Zukunft für Wiesbadens Walhalla-Theater

Manuel Pestalozzi
21. August 2023
Der Blick von der Empore des sanierungsbedürftigen Saals offenbart das Potenzial, das in diesem Gründerzeitbau schlummert. (Foto: Martin Kraft /CC BY-SA 4.0 Wikimedia Commons)

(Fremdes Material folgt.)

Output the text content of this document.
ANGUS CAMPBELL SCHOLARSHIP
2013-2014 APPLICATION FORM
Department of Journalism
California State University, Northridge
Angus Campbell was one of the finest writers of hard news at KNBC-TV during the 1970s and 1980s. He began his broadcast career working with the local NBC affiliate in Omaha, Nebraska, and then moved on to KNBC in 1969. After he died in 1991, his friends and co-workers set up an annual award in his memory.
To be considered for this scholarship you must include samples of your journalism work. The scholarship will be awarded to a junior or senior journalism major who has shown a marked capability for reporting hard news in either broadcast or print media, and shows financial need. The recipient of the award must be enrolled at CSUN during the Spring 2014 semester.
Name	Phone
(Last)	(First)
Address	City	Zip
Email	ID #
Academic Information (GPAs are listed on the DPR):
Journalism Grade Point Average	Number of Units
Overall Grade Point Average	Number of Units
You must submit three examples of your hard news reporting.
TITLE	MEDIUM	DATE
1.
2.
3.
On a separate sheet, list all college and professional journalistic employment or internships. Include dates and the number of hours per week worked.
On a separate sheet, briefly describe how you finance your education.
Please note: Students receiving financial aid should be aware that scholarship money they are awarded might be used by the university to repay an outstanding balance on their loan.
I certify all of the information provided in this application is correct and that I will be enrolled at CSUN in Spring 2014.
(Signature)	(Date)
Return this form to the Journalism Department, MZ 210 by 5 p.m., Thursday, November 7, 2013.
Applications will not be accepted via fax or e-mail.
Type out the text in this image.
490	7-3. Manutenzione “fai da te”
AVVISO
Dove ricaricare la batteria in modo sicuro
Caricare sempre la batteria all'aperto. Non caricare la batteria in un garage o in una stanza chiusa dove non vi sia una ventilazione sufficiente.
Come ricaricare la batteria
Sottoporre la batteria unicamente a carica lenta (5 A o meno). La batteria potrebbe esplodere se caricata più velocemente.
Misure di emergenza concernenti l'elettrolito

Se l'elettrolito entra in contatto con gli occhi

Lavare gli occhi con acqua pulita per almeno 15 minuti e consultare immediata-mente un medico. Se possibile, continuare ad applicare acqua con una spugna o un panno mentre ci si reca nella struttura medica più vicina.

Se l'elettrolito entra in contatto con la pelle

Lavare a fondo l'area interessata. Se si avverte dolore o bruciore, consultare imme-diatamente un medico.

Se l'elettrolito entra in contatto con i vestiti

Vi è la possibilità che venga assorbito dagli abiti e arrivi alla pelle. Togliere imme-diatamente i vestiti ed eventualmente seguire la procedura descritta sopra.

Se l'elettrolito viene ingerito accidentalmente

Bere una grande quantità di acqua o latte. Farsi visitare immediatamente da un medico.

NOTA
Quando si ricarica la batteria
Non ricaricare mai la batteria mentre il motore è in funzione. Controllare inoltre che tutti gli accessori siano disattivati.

Die Walhalla-Theater sind ein Stück deutscher Geschichte. So bezeichnet wurden einst privatwirtschaftliche Volkstheater, die gegen 1900 populär waren. Der Begriff war Ende des 19. Jahrhunderts sehr bekannt, weil die 1842 eröffnete Gedenkstätte Walhalla in der Zeit des erstarkenden Nationalismus zu einer Art Tempel deutscher Kultur geworden war. Die Ernsthaftigkeit des Themas schien aber da und dort mit einer anständigen Prise Humor oder Frivolität gewürzt worden zu sein. So gab es in Berlin an der Oranienstraße beispielsweise ein Walhalla-Parodie-Theater, andere Etablissements bezeichneten sich nach einiger Zeit ganz unnationalistisch als Varieté-Theater.

Das Walhalla an der Mauritius-/Ecke Hochstättenstraße in Wiesbaden wurde 1897 als »Walhalla Varieté- und Spezialitäten-Theater mit Grand Restaurant« eröffnet und fasste 1400 Plätze. Erbaut und finanziert hatte es der Wiesbadener Bauunternehmer Jakob Rath, der kurz vor der Eröffnung starb. Zunächst standen im Wechsel Varietés, Opern und Operetten auf dem Programm. Ab 1919 wurde es zu einer Lichtspielstätte. Nach dem zweiten Weltkrieg hieß es »Bambi-Studio-Kino für anspruchsvolle Filmkunst«. Auch der letzte private Besitzer nutzte es für Filmvorführungen. Er veranlasste baustilerhaltende Renovierungen des denkmalgeschützten Gebäudes. In den 1970ern diente es über drei Jahre als Ausweichbühne des Hessischen Staatstheaters Wiesbaden, deren Heimstätte umgebaut wurde. In den Besitz der SEG ging die Immobilie 2007 über.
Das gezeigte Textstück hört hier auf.